The small blades of this gregarious alga forms patches extending from the uppermost subtidal into the splash zone on hard substrata, notably boulders and bedrock (Image A). This species is especially prone to areas enriched with nitrogen from bird excrement and is a fairly distinctive element in Canadian floras. Blades are 0.5-2 cm in dimensions, cuneate at the base, but becoming irregular and curled in outline and eventually torn and dissected (Image B). In surface view cells are arranged in patches of 4, 8 or 16 cells, 6.5-8 µm by 7-13 µm in size (Image C), each with a single stellate chloroplast and a central pyrenoid (Image D).
We have genetically verified records from throughout British Columbia and into the contiguous waters of the USA in the Pacific, while in the Atlantic our records extend from NB to the island of NL. A second species, Prasiola crispa (Lightfoot) Kützing has been recorded in the NW Atlantic (Mathieson & Dawes 2017), but we have yet to verify this with genetic records (see comments under Rosenvingiella radicans (Kützing) Rindi, McIvor & Guiry). Collections in silica would be appreciated by the author.

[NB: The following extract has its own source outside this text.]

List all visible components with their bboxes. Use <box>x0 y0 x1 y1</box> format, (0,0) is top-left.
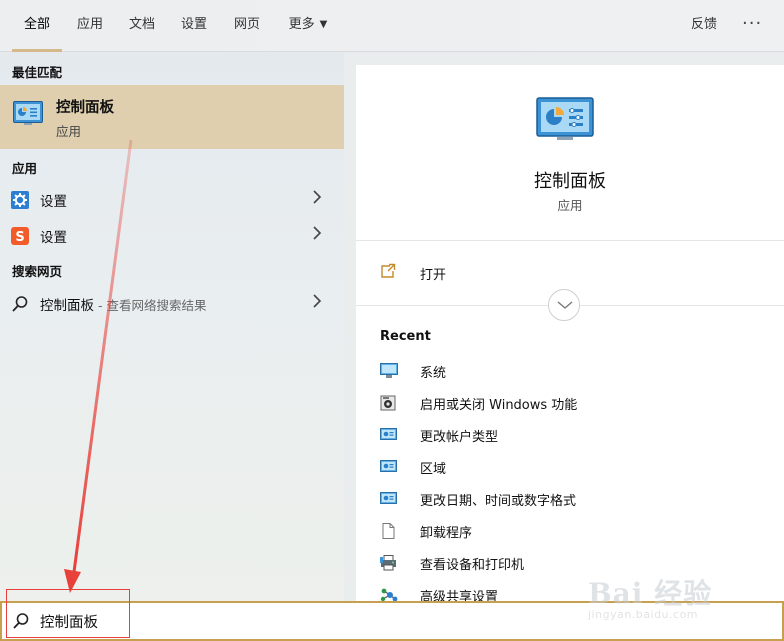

Image A. A patch of Prasiola stipitata on bedrock in the uppermost intertidal at Wallace Cove Lighthouse, NB (EGWS000712).
Image B. Blades are small with a cuneate base and irregular habit (uppermost intertidal on rock, Black Rock, Bay of Fundy, NS; GWS013966).
Image C. Surface view of the blades in whole mount displaying the distinct patches of cells (EGWS000712).
Image D. Close up of the stellate plastids with central pyrenoids (EGWS000712).